Perry continued with an example.

“How we talk about race, for instance, is a sensitive topic that comes up frequently in court,” he said. “There is a broad recognition today that race inflects every aspect of the justice system and corrupts many aspects of it. One of the important questions is recognizing that reality.”

Braner described how public defenders bear witness to suffering.

“You are inundated with trauma every day,” Braner said. “It is the trauma that our clients inflict on other people, but even more so, it is the trauma that has been inflicted on our clients. We have to understand all of those stories and use that information to help our clients the best we can.”

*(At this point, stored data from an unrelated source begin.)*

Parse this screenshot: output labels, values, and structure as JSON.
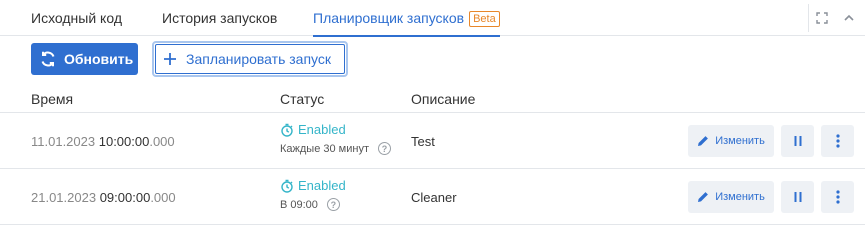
{
  "tabs": [
    {
      "label": "Исходный код"
    },
    {
      "label": "История запусков"
    },
    {
      "label": "Планировщик запусков",
      "badge": "Beta",
      "active": true
    }
  ],
  "toolbar": {
    "refresh_label": "Обновить",
    "schedule_label": "Запланировать запуск"
  },
  "table": {
    "columns": [
      "Время",
      "Статус",
      "Описание"
    ],
    "rows": [
      {
        "date": "11.01.2023",
        "time": "10:00:00",
        "ms": ".000",
        "status": "Enabled",
        "schedule": "Каждые 30 минут",
        "description": "Test",
        "edit_label": "Изменить"
      },
      {
        "date": "21.01.2023",
        "time": "09:00:00",
        "ms": ".000",
        "status": "Enabled",
        "schedule": "В 09:00",
        "description": "Cleaner",
        "edit_label": "Изменить"
      }
    ]
  },
  "colors": {
    "primary": "#2f6fd0",
    "status_enabled": "#35b5c9",
    "beta": "#e8872a"
  },
  "icons": {
    "refresh": "refresh-icon",
    "add": "plus-icon",
    "status": "timer-icon",
    "help": "help-circle-icon",
    "edit": "pencil-icon",
    "pause": "pause-icon",
    "more": "more-vertical-icon",
    "expand": "expand-icon",
    "collapse": "chevron-up-icon"
  }
}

Perry discussed a challenge of being a public defender: always striving to understand what other people — your clients, witnesses, and victims — are experiencing and have experienced.

“The most important thing is to be aware of it and to think about it,” he said. “Part of the reason I wrote this book was to recognize the tension there and to try to address it within myself.”

The key part of the story is making the jurors recognize that they are the ones who can, the only ones who can, restore us to this place of happiness that was the status quo.”

— Joshua Perry

Perry emphasized the importance of framing narratives for jurors.

“The kinds of stories that we tell are much simpler and more archetypal when presented in front of jurors,” he said. “In large part because you do not have time to develop complexity. The key part of the story is making the jurors recognize that they are the ones who can, the only ones who can, restore us to this place of happiness that was the status quo.”

Perry discussed his commitments to his clients.

“My position always was that my kids are good kids,” he said. “It is how I started every conversation and ended every conversation. Sometimes, using those exact words literally, but always conveying that spirit. You try to be collegial when you can. That was rule number one. Rule number two was to be consistent. I needed to be the same person with the same values every day in court. My hope was that in many courtrooms and with many prosecutors, it helped.”

He concluded with a reflection.

“Storytelling is an effort to resolve uncertainty,” Perry said. “It is an effort to put together the things that we know, the things that we do not know, the things that are compelling, the things that are not compelling, into a narrative that makes sense, that helps people resolve the doubt that so few of us can live with in the world.”

Perry’s spouse, Anna VanCleave, Director of the Criminal Defense Clinic and Associate Professor of Law at the University of Connecticut School of Law, served as Director of the Liman Center from 2016 to 2021.